Families of fallen military personnel coming to Dover to view dignified transfers have increased by 66 percentage points in the past six months, thanks to the new military policy paying for their transportation. In addition, 76% are allowing some sort of media coverage since the April 5 policy was put in place allowing limited media access
A vast majority of families are traveling to Dover Air Force Base to see their family members’ remains returned to the United States now that the military is picking up the tab.
As of Sept. 19, 71% of families — 167 out of 236 — made the trip to the base, compared to 5% prior to the policy’s implementation in April.
1st Lt. Joe Winter, public affairs officer for the Air Force Mortuary Affairs Operations Center, said he’s only been in Dover for a month, but has heard from others they weren’t expecting quite so many families.
But they were prepared for it, he said.
“Families did come [here] before the policy was in place. It already had been well established, it was just a matter of ramping it up,” Winter said.
The Mortuary Affairs Operations Center leases its space from Dover Air Force Base.
Lt. Col. (Chaplain) Timothy Wagoner said it was a little surprising the numbers of families went up so dramatically but understandable.
“I think it’s very important in getting closure,” he said. “A lot of families are not connected to the military and this gives them a true sense how truly appreciative their country is.
“I think that does them a lot of good,” Wagoner added. “They have told us that. You can see it in them as they go through that experience.”
Wagoner said transfers happen “around the clock at all hours, day and night” so they always have to be prepared to meet the family in the base’s spiritual operation center to share their grief and hear their story. Chaplains and mental health professionals sit, talk with them and offer prayer or support.

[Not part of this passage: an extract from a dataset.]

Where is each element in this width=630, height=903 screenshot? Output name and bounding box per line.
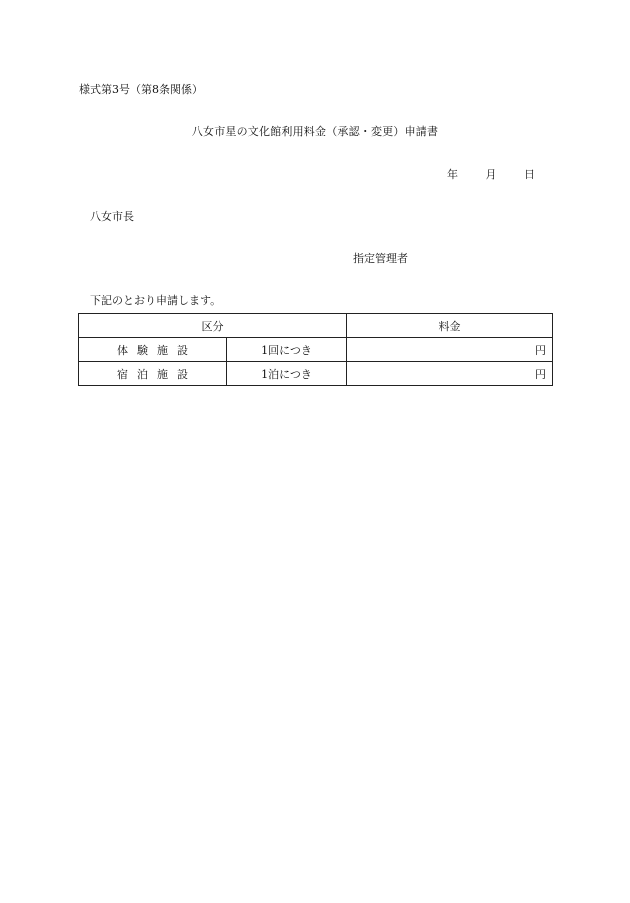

Then everyone loads up on a bus and goes to the flightline for the transfer. He said when families first see the flag-draped transfer case it is a very powerful point in their journey.

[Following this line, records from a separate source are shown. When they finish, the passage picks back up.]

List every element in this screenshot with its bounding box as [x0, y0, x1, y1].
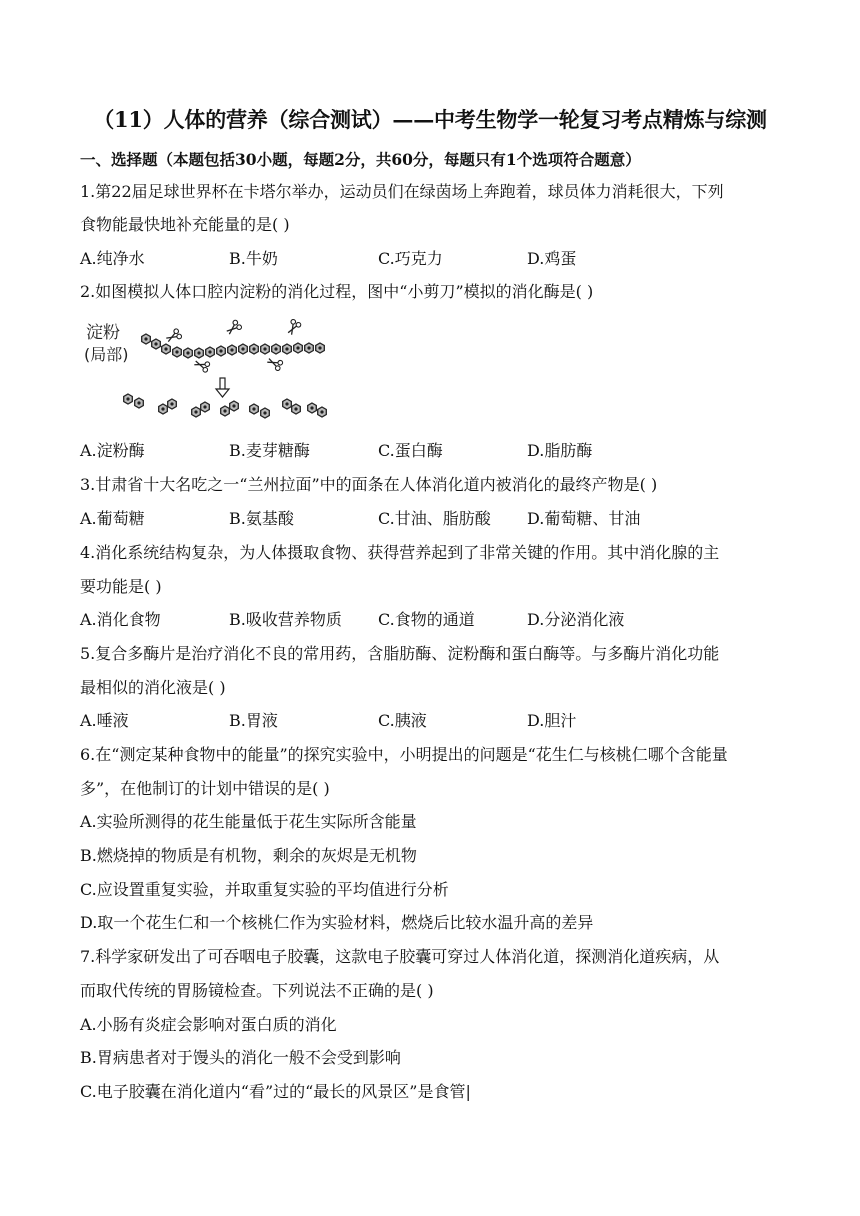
starch-digestion-diagram: [84, 316, 334, 426]
option-d: D.鸡蛋: [527, 249, 577, 268]
question-4-stem-line-2: 要功能是( ): [80, 577, 162, 596]
option-d: D.脂肪酶: [527, 441, 593, 460]
question-6-stem-line-2: 多”，在他制订的计划中错误的是( ): [80, 779, 330, 798]
question-6-option-d: D.取一个花生仁和一个核桃仁作为实验材料，燃烧后比较水温升高的差异: [80, 913, 594, 932]
option-a: A.纯净水: [80, 249, 145, 268]
maltose-units: [124, 394, 327, 418]
question-4-stem-line-1: 4.消化系统结构复杂，为人体摄取食物、获得营养起到了非常关键的作用。其中消化腺的主: [80, 543, 720, 562]
question-5-stem-line-2: 最相似的消化液是( ): [80, 678, 226, 697]
figure-label-starch: 淀粉: [86, 323, 120, 343]
page-title: （11）人体的营养（综合测试）——中考生物学一轮复习考点精炼与综测: [93, 107, 767, 132]
question-1-stem-line-2: 食物能最快地补充能量的是( ): [80, 215, 290, 234]
option-b: B.胃液: [229, 711, 278, 730]
option-a: A.消化食物: [80, 610, 161, 629]
question-5-options: [80, 711, 800, 731]
question-3-stem: 3.甘肃省十大名吃之一“兰州拉面”中的面条在人体消化道内被消化的最终产物是( ): [80, 475, 658, 494]
option-b: B.氨基酸: [229, 509, 294, 528]
option-c: C.巧克力: [378, 249, 443, 268]
question-1-stem-line-1: 1.第22届足球世界杯在卡塔尔举办，运动员们在绿茵场上奔跑着，球员体力消耗很大，下列: [80, 182, 724, 201]
question-5-stem-line-1: 5.复合多酶片是治疗消化不良的常用药，含脂肪酶、淀粉酶和蛋白酶等。与多酶片消化功能: [80, 644, 720, 663]
option-b: B.牛奶: [229, 249, 278, 268]
option-a: A.淀粉酶: [80, 441, 145, 460]
question-6-option-a: A.实验所测得的花生能量低于花生实际所含能量: [80, 812, 417, 831]
question-7-stem-line-1: 7.科学家研发出了可吞咽电子胶囊，这款电子胶囊可穿过人体消化道，探测消化道疾病，从: [80, 947, 720, 966]
option-b: B.麦芽糖酶: [229, 441, 310, 460]
option-c: C.食物的通道: [378, 610, 475, 629]
option-a: A.唾液: [80, 711, 129, 730]
question-3-options: [80, 509, 800, 529]
option-b: B.吸收营养物质: [229, 610, 342, 629]
section-heading: 一、选择题（本题包括30小题，每题2分，共60分，每题只有1个选项符合题意）: [80, 150, 641, 169]
question-4-options: [80, 610, 800, 630]
question-7-stem-line-2: 而取代传统的胃肠镜检查。下列说法不正确的是( ): [80, 981, 434, 1000]
figure-label-part: (局部): [84, 345, 129, 364]
option-c: C.胰液: [378, 711, 427, 730]
question-7-option-b: B.胃病患者对于馒头的消化一般不会受到影响: [80, 1048, 401, 1067]
option-d: D.分泌消化液: [527, 610, 625, 629]
question-7-option-c: C.电子胶囊在消化道内“看”过的“最长的风景区”是食管|: [80, 1082, 471, 1101]
question-2-options: [80, 441, 800, 461]
question-6-option-c: C.应设置重复实验，并取重复实验的平均值进行分析: [80, 880, 449, 899]
question-7-option-a: A.小肠有炎症会影响对蛋白质的消化: [80, 1015, 337, 1034]
question-6-stem-line-1: 6.在“测定某种食物中的能量”的探究实验中，小明提出的问题是“花生仁与核桃仁哪个含能量: [80, 745, 728, 764]
option-a: A.葡萄糖: [80, 509, 145, 528]
question-2-stem-line-1: 2.如图模拟人体口腔内淀粉的消化过程，图中“小剪刀”模拟的消化酶是( ): [80, 282, 594, 301]
option-c: C.蛋白酶: [378, 441, 443, 460]
option-c: C.甘油、脂肪酸: [378, 509, 491, 528]
down-arrow-icon: [216, 378, 229, 397]
option-d: D.胆汁: [527, 711, 577, 730]
question-6-option-b: B.燃烧掉的物质是有机物，剩余的灰烬是无机物: [80, 846, 417, 865]
question-1-options: [80, 249, 800, 269]
option-d: D.葡萄糖、甘油: [527, 509, 641, 528]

“In most cases it’s the most significant loss this family has encountered and it’s a great honor to share that extreme sadness, almost paralyzing sense of grief,” Wagoner said.
The addition of financial support has been important, Winter said, because in some cases families only have 12 to 36 hours to get to Dover once they are notified.
“You can imagine how much it would cost, especially from the West Coast, to buy an airline ticket that fast,” he said.
Winter had no information on what each military branch has spent for the commercial travel in recent months.
“I think as a country I think it’s the least we can do,” Winter said.
All the increased traffic coming to the mortuary has led to a few changes as well. Winter said the military increased the number of chaplains available to spend time with families and the space where families wait is being moved and expanded.
The number of immediate family members traveling to Dover depends on the situation, he said. If there’s a mother, father and wife with children, they won’t say no to adding the children.
“We’ve never said no to families,” Winter said. “We want to make sure the family is taken care of here. They don’t just come here and leave.”
A casualty assistance officer from the deceased’s branch of service goes to the family’s home, makes the airline arrangements and stays with the family for their entire trip. Once in Dover the families are housed in a local hotel and given financial support for food.
Along with helping families travel, the Air Force Mortuary Affairs Operations Center also has been allowing media to record dignified transfers with the family’s permission. More than two-thirds of families have been allowing some kind of media coverage.
Some opt just for Department of Defense media, which means they also receive a DVD of the transfer as a permanent record, but 61% have allowed all-inclusive media to be present.
Winter said DoD coverage still means the photographs can be requested through the Freedom of Information Act but they aren’t quite as available. However, for a small percentage of families who can’t be part of the transfer, the DVD is important.
With public media coverage, there’s no choice who gets the photographs, he said. The mortuary affairs operations center has an extensive database where press releases go out for those transfers.